While compliance with traditional prenatal care among black women has improved in recent years, it still lags behind white women: 75 percent of black women seek prenatal care vs. 89 percent of white women. The discrepancy continues after the baby is born too: 58 percent of white infants get all recommended well-child care, compared to 35 percent of black infants.

Further, previous studies have shown traditional medically oriented prenatal care has minimal impact on improving pregnancy outcomes. The new project will look at whether more comprehensive and coordinated prenatal care strategies may improve pregnancy outcomes.

U-M researchers will tackle the issue of racial disparities from three perspectives: leaders, health care providers and patients.

Researchers have not typically looked at how the perspectives or principles of leaders at hospitals, government agencies and prenatal clinics can influence health care disparities. Government and private organizations have provided money to fund prenatal programs, but these have made little difference in the overall problem. In this new study, an interdisciplinary group of U-M researchers, led by Lynn Wooten, Ph.D., an assistant professor in the U-M Stephen M. Ross School of Business, will look at how leadership affects access to and improvements in prenatal care, as well as the leader's role in managing the racial gap in birth outcomes.
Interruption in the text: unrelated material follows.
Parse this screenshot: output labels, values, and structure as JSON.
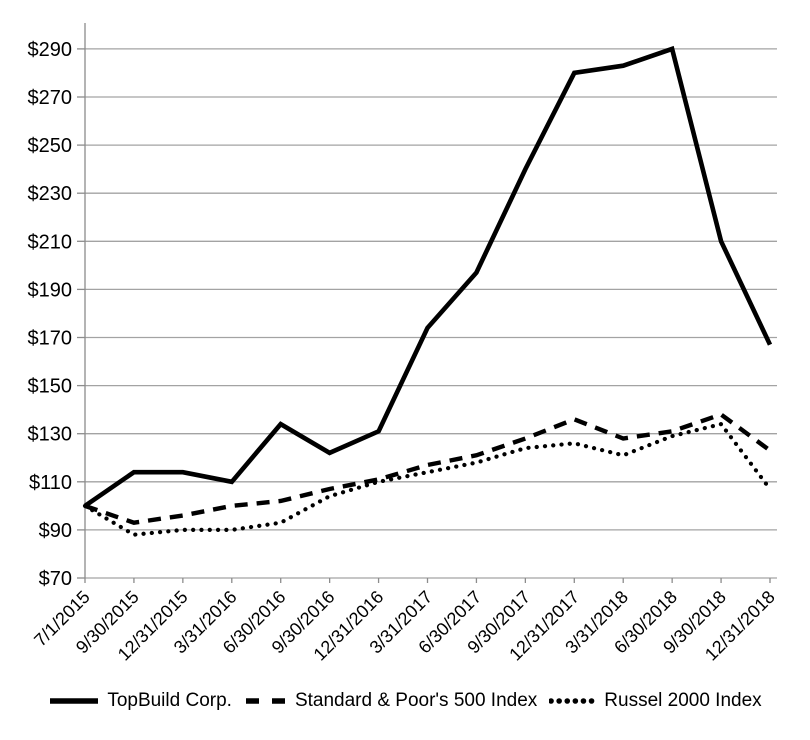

Providers, including obstetricians, nurses, midwives and social workers, come into contact with pregnant patients regularly. Are these providers injecting personal bias or stereotypes onto their patients that ultimately affect care?

Are their interactions with patients impacting whether the patient accepts the treatment recommendations? A project led by Ransom will evaluate and make recommendations on how providers can improve care and interact with all races and ethnicities. The team will evaluate possible augmented prenatal care strategies that coordinate traditional prenatal care with education, social services, technology and other approaches.

Patients also contribute to racial disparities in care through cultural attitudes toward health care, as well as socioeconomic status, family situations, education and transportation issues.

This area, led by Briggett Ford, Ph.D., an assistant professor in the U-M School of Social Work, will evaluate the patient's role in health care disparities and look at how better coordinated and augmented prenatal care programs address possible social and environmental factors.

"When we think of 'multidisciplinary' in medicine, we usually mean two medical departments collaborating. With the resources and the longstanding collaborative spirit at the University of Michigan, we can truly make this effort interdisciplinary," Ransom says. "We've brought together people who have widely different perspectives to add focus to the issue of health disparities. These are people who have tackled other huge issues in the past and can bring a unique perspective to a question that the medical field alone has not been able to answer."

The U-M areas involved in the project are the Institute for Research on Women and Gender, the Program for Healthcare Improvement and Leadership Development, the Medical School, the School of Public Health, the Griffith Leadership Center, the Institute for Social Research, the Center for Research on Ethnicity, Culture and Health, the Institute for Social Research, the School of Nursing, the Center for Health Disparities, the Center for Health Promotion, the School of Social Work, the Stephen M. Ross School of Business, the School of Information, the College of Engineering, the Research Center on Poverty, Risk and Mental Health, and the departments of Obstetrics and Gynecology, Health Management and Policy, and Psychology.